Thois image of the Shah as a sort of warm and cuddly dictator, driven from power only because he wasn't willing to use force, is totally at odds with reality. SAVAK kidnapped, tortured, and murdered thousands of dissidents. Troops repeatedly fired into rallies; the funeral processions turned into bigger rallies. The ayatollahs are not holding on because they are more brutal, they are holding on because the critical mass of resistance has not been reached. It may not be for some time.

One of the things deterring that critical mass is the American presence in Iraq, aided by the American pattern of aggressive rhetoric. I said a long time ago that this would be the case, and was roundly castigated on the thread, but now we have Ken Pollack, in the current FA, saying the same thing:

an aggressive military posture on Iran's borders, even threats to use force -- could easily backfire in the maelstrom of Iranian domestic politics in ways that undermine or forestall the prospects for a "velvet revolution" in Tehran.
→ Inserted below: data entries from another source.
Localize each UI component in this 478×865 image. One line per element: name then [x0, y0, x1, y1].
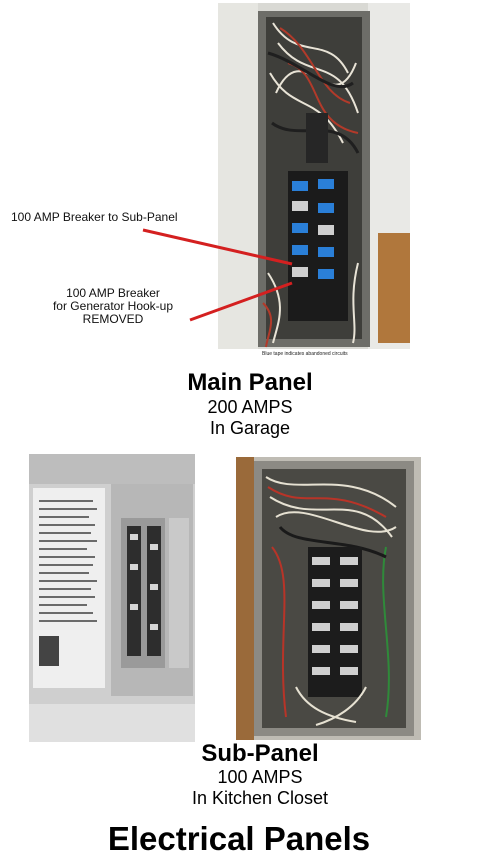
annotation-subpanel-breaker: 100 AMP Breaker to Sub-Panel [11, 210, 178, 224]
page-title: Electrical Panels [107, 820, 371, 857]
subpanel-location: In Kitchen Closet [191, 788, 329, 808]
annotation-arrows [142, 228, 293, 322]
blue-tape-note: Blue tape indicates abandoned circuits [262, 351, 348, 357]
main-panel-rating: 200 AMPS [207, 397, 293, 417]
main-panel-title: Main Panel [187, 369, 313, 396]
subpanel-caption: Sub-Panel 100 AMPS In Kitchen Closet [130, 741, 390, 809]
subpanel-title: Sub-Panel [201, 740, 319, 767]
subpanel-interior-photo [236, 457, 421, 740]
annotation-generator-line2: for Generator Hook-up [52, 299, 174, 313]
subpanel-rating: 100 AMPS [217, 767, 303, 787]
subpanel-door-photo [29, 454, 195, 742]
annotation-generator-line1: 100 AMP Breaker [66, 286, 160, 300]
arrow-generator-breaker [189, 281, 293, 322]
annotation-generator-breaker: 100 AMP Breaker for Generator Hook-up RE… [28, 287, 198, 326]
main-panel-photo [218, 3, 410, 349]
annotation-generator-line3: REMOVED [82, 312, 144, 326]
arrow-subpanel-breaker [142, 228, 293, 266]
main-panel-location: In Garage [209, 418, 291, 438]
main-panel-caption: Main Panel 200 AMPS In Garage [150, 369, 350, 439]
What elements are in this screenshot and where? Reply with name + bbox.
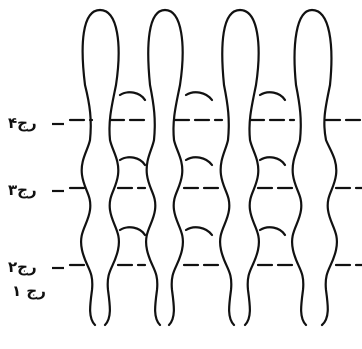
loop-column-3 — [220, 10, 240, 325]
loop-column-4 — [292, 10, 312, 325]
row-label-3: رج۳ — [8, 183, 37, 198]
interlock-hook — [186, 227, 212, 235]
interlock-hook — [260, 227, 285, 235]
loop-column-1-right — [100, 10, 119, 325]
loop-column-2-right — [165, 10, 183, 325]
row-label-1: رج ۱ — [12, 284, 46, 299]
interlock-hook — [120, 157, 145, 165]
loop-column-2 — [146, 10, 165, 325]
interlock-hook — [186, 157, 212, 165]
loop-column-4-right — [312, 10, 337, 325]
interlock-hook — [260, 157, 285, 165]
loop-column-3-right — [240, 10, 259, 325]
loop-column-1 — [81, 10, 100, 325]
interlock-hook — [260, 92, 285, 100]
interlock-hook — [120, 227, 145, 235]
interlock-hook — [186, 92, 212, 100]
row-label-4: رج۴ — [8, 116, 37, 131]
row-label-2: رج۲ — [8, 260, 37, 275]
interlock-hook — [120, 92, 145, 100]
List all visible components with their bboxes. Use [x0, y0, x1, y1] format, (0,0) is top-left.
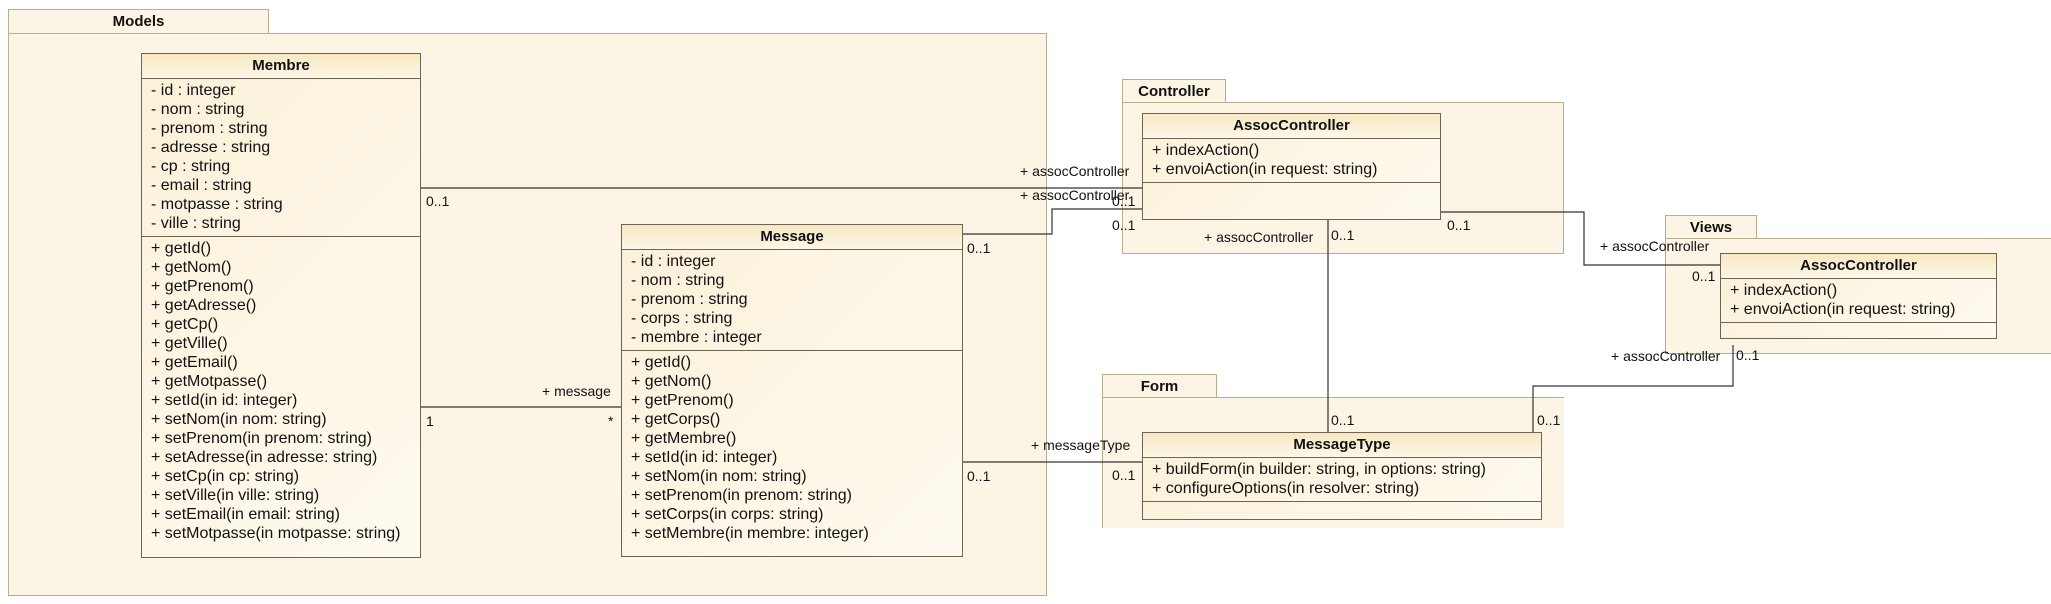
operations-section: + getId() + getNom() + getPrenom() + get…	[622, 351, 962, 546]
operation: + envoiAction(in request: string)	[1152, 161, 1378, 178]
class-assoc-controller-view: AssocController + indexAction() + envoiA…	[1720, 253, 1997, 339]
assoc-form-views	[1532, 345, 1734, 432]
operation: + setCp(in cp: string)	[151, 468, 300, 485]
class-message-type: MessageType + buildForm(in builder: stri…	[1142, 432, 1542, 520]
class-message: Message - id : integer - nom : string - …	[621, 224, 963, 557]
operation: + getVille()	[151, 335, 228, 352]
multiplicity-label: 0..1	[1692, 268, 1716, 284]
operation: + getId()	[631, 354, 692, 371]
package-tab-models: Models	[8, 9, 269, 34]
role-label: + assocController	[1600, 238, 1710, 254]
package-tab-controller: Controller	[1122, 79, 1226, 103]
role-label: + assocController	[1611, 348, 1721, 364]
empty-section	[1143, 183, 1440, 218]
operation: + setMembre(in membre: integer)	[631, 525, 869, 542]
operations-section: + indexAction() + envoiAction(in request…	[1721, 279, 1996, 323]
operation: + getPrenom()	[151, 278, 254, 295]
operation: + getCp()	[151, 316, 219, 333]
attribute: - nom : string	[151, 101, 245, 118]
class-name: Message	[622, 225, 962, 250]
role-label: + messageType	[1031, 437, 1131, 453]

Iran's hard-liners maintain power in part by stoking popular fears that the United States seeks to rule the country and control its policies, and so aggressive containment or active counterproliferation measures could play right into their hands.

Another Pollack comment that should be remembered by Warren, and by a few people on this thread as well:

In the case of Iraq, preemptive intervention was a thinkable (and ultimately doable) option because the United States could invade and occupy the country without a massive mobilization. But that is simply not true in the case of Iran. Its population is three times the size of Iraq's, its landmass is four times the size, its terrain is difficult and would make operations a logistical nightmare, and its population has generally rallied around the regime in the face of foreign threats. Invading Iran would be such a major undertaking that the option is essentially unthinkable in all but the most extraordinary circumstances.